Sampai pada keturunan beliau yang bernama I Gusti Anglurah Tambaan Kancing Masuwi yang menjadi Anglurah Gelgel dan memiliki puri di Desa Tambahan. Beliau memiliki empat anak dan salah satunya adalah anak perempuan bernama I Gusti Ayu Jembung. Anaknya ini dipertemukan [dijodohkan] dan dinikahkan melalui upacara pawiwahan dengan I Gusti Ngurah Arsa Guwi.
Setelah beberapa waktu dari upacara pawiwahan
ini mendadak datang seorang utusan bernama Ida Pedanda Sakti Gde Mawang yang
dikirim oleh Ratu [penguasa] Taman Bali yang bernama I Dewa Taman Bali.
I Gusti Anglurah Tambaan Kancing Masuwi bersikap
sangat hati-hati dengan datangnya utusan ini, mengingat penguasa Taman Bali
sudah memberontak melepaskan diri dari Kerajaan Bali yang berpusat di Gelgel.
Memanfaatkan keadaan pusat pemerintahan Kerajaan Bali di Gelgel yang sudah
hampir runtuh, serta sudah kehilangan kekuatan dan kekuasaannya.
I Gusti Anglurah Tambaan Kancing Masuwi kemudian
keluar dari puri-nya untuk bertemu dengan sang utusan. Ketika sampai diluar
puri dilihatnya Ida Pedanda Sakti Gde Mawang sedang menunjukkan kesiddhian-nya
dengan memegang tetaken yang diatasnya berkobar nyala api sebesar kepalan
tangan bertingkat 1 [satu]. Melihat pameran kesiddhian ini I Gusti Anglurah
Tambaan Kancing Masuwi tetap menyambut sebagaimana mestinya dan menghaturkan
ucapan selamat datang. Sebagai keturunan langsung dari Danghyang Siddhimantra
beliau juga tentunya memiliki kesiddhian yang tidak sembarangan. Beliau
kemudian menghunus keris pusaka pajenengan beliau yang bernama Ki Baan
Kawu-Kawu dan langsung mengeluarkan api sebesar kepalan tangan bertingkat 21
[dua puluh satu].
Seketika itu juga Ida Pedanda Sakti Gde Mawang
merasa kesaktiannya kalah dari I Gusti Anglurah Tambaan Kancing Masuwi.

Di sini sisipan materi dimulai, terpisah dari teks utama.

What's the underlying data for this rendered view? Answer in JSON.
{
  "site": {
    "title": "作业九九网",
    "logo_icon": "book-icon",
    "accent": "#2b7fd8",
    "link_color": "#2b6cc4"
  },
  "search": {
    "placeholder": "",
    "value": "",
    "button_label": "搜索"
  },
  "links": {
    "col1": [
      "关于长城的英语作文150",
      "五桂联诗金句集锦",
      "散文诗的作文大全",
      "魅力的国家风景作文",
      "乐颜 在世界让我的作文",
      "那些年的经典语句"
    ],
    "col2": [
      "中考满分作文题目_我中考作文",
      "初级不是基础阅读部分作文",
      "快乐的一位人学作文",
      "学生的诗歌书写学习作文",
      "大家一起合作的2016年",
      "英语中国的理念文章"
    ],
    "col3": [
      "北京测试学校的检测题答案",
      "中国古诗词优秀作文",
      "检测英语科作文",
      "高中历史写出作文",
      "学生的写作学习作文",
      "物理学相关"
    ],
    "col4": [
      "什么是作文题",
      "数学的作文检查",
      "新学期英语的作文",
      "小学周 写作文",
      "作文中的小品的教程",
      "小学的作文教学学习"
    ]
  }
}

Beliau
lalu mengajak I Gusti Anglurah Tambaan Kancing Masuwi untuk duduk berdialog.
Disampaikanlah maksud tujuan kedatangannya sebagai utusan dari I Dewa Taman
Bali [penguasa Taman Bali] untuk melamar I Gusti Ayu Jembung, yang hendak
diperistri oleh I Dewa Taman Bali.
Sadarlah I Gusti Anglurah Tambaan Kancing Masuwi
bahwa tujuan sebenarnya dari pengiriman utusan ini adalah untuk memancing
peperangan. Sudah tentu I Gusti Anglurah Tambaan Kancing Masuwi tidak dapat
memenuhi permintaan penguasa Taman Bali tersebut, sebab I Gusti Ayu Jembung
sudah dinikahkan dengan I Gusti Ngurah Arsa Guwi.
Peminangan ini hanyalah taktik dari I Dewa Taman Bali untuk melemahkan setiap kekuatan yang dirasanya menjadi saingan bagi kekuasaannya. Karena peminangan ini ditolak, maka penguasa Taman Bali memiliki alasan untuk melakukan penyerangan dengan alasan merasa terhina dengan penolakan tersebut.
Pada saat itu pasukan Taman Bali sedang berada
pada puncak kekuatannya. I Gusti Anglurah Tambaan Kancing Masuwi sadar akan
diserang pasukan yang kuat dan jumlahnya lebih besar dari pasukannya sendiri.
Beliau memutuskan untuk menghindari pecahnya peperangan dengan cara menyingkir
dan bersembunyi. Beliau membawa seluruh harta dan benda pusaka penting miliknya
dan mengajak seluruh keluarganya melakukan perjalanan menuju utara.
Di wilayah Tegal Desa Bebalang mereka disambut oleh I Pasek Dawan Tegal. Situasi saat itu sangat genting karena pasukan Taman Bali sudah mengetahui pelarian ini dan berupaya melakukan pengejaran. I Pasek Dawan Tegal membantu I Gusti Anglurah Tambaan Kancing Masuwi beserta keluarganya untuk bersembunyi di Pathirtan Pangsut di tepi sungai kecil yang bernama Sungai Geroh-geroh.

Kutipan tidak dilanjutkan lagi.